The company had fruit and tea waiting for us and we left our backpacks and passports with the front desk. We met the rest of our rafting crew: two Americans, four South Africans, and two Brits. Our two guides, Inko and Moses, gave us a safety briefing and we put on our life vests, helmets, and paddles. We walked down to the rafts and split into two teams. The three of us went with Moses and one of the Americans and the two Brits. We practiced the forward paddle and back paddle on still water and practiced flipping the boat and water rescue. Matt volunteered for being rescued by the kayak. He was a terrible volunteer and basically demonstrated how not to be rescued if you fall into the water.

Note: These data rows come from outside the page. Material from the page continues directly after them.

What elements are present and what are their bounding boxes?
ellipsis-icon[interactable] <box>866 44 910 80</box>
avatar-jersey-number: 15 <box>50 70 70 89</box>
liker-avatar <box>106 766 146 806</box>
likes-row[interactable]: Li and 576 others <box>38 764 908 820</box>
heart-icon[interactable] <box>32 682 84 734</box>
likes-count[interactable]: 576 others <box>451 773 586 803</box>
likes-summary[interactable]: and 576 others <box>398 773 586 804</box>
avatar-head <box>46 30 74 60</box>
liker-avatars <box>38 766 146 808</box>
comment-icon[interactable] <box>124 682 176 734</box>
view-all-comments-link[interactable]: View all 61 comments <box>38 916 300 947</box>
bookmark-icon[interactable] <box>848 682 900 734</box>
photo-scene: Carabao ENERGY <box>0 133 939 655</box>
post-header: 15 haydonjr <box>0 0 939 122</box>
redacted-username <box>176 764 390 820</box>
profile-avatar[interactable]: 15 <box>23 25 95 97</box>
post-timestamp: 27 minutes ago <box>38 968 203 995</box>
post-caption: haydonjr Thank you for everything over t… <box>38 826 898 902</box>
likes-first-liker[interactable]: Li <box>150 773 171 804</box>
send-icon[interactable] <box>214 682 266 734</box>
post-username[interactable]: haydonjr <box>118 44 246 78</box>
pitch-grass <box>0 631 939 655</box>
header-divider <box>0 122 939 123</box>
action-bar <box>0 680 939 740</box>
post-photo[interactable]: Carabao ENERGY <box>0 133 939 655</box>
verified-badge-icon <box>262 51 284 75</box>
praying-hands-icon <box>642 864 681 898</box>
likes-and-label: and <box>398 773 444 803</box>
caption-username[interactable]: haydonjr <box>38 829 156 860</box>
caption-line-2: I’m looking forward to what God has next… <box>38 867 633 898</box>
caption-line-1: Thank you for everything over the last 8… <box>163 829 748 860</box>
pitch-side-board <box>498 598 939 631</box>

After the practice it was showtime! The safety raft and rescue kayaks went down the first rapid – a category five with a gnarly fall – to be in position to save us if we flipped over. The other team’s raft went first and then it was our turn. We paddled hard until we got to the edge of the rapid then we ducked down into the boat. We fell a few meters down and crashed hard into the water below. I lost control of my paddle and it smacked me in the teeth, Matt nearly drowned, Ashley managed to get a bloody lip, and our “experienced guide” Moses fell out of the raft. A great start. After Moses climbed back in, we high fived with the paddles and continued down the Nile.
We hit several more smaller rapids and a few more category fives. There were definitely some close calls but somehow the three of us managed to stay in the boat. We didn’t flip over at all, even when we tried to on purpose! That meant we were either awesome or terrible; I like to think it was the former rather than the latter. We did get to jump in and swim around before we ate lunch. The sun was out and hit us hard but we were having too much fun to be deterred by its intense rays. We continued down the river and ended with a category 4 that almost wiped us out. We exited the rafts after about 27 kilometers and 4 hours of rafting. We hiked up a small hill, had some sodas, and got a ride back to the camp. After a chicken dinner, the three of us boarded a bus back to Kampala. The whole rafting trip cost only $75 and was done through Equator Rafts.
We arrived late in the night and walked back to the bus depot to catch our midnight bus back to Kigali. We were exhausted but still stoked from the trip. Amazingly, there were even more people out at night than during the day. As we walked back to the depot, Matt told us to hold on while he checked his backpack. It turned out someone jacked his hat and toothpaste from his backpack. It could have been worse I guess. We got to the depot with time to spare and we just relaxed until we boarded the bus for another torturous nine hour trip back to Kigali.
This last excursion was definitely the best one I had this summer. I am happy we got to get out of Rwanda and do something as unforgettable as rafting the Nile. Tomorrow is my last day here so I will have one more quick post before I go. Matt is already gone and Maurice leaves before I do. Right now I am off to have my last goat brochette!
Until tomorrow…
Thank you for entertaining me with my daughter’s (Ashley) rafting trip down the Nile in Uganda. I am sooooooooo glad she met you and Matt. You two made her stay in Rwanda memorable and I am very grateful.
Hi! I’m glad Ashley was able to come out with us. I am surprised she was able to put up with us but I am glad she did!
Mom – You’re creepy. Quit being a stalker. Muah! See you soon.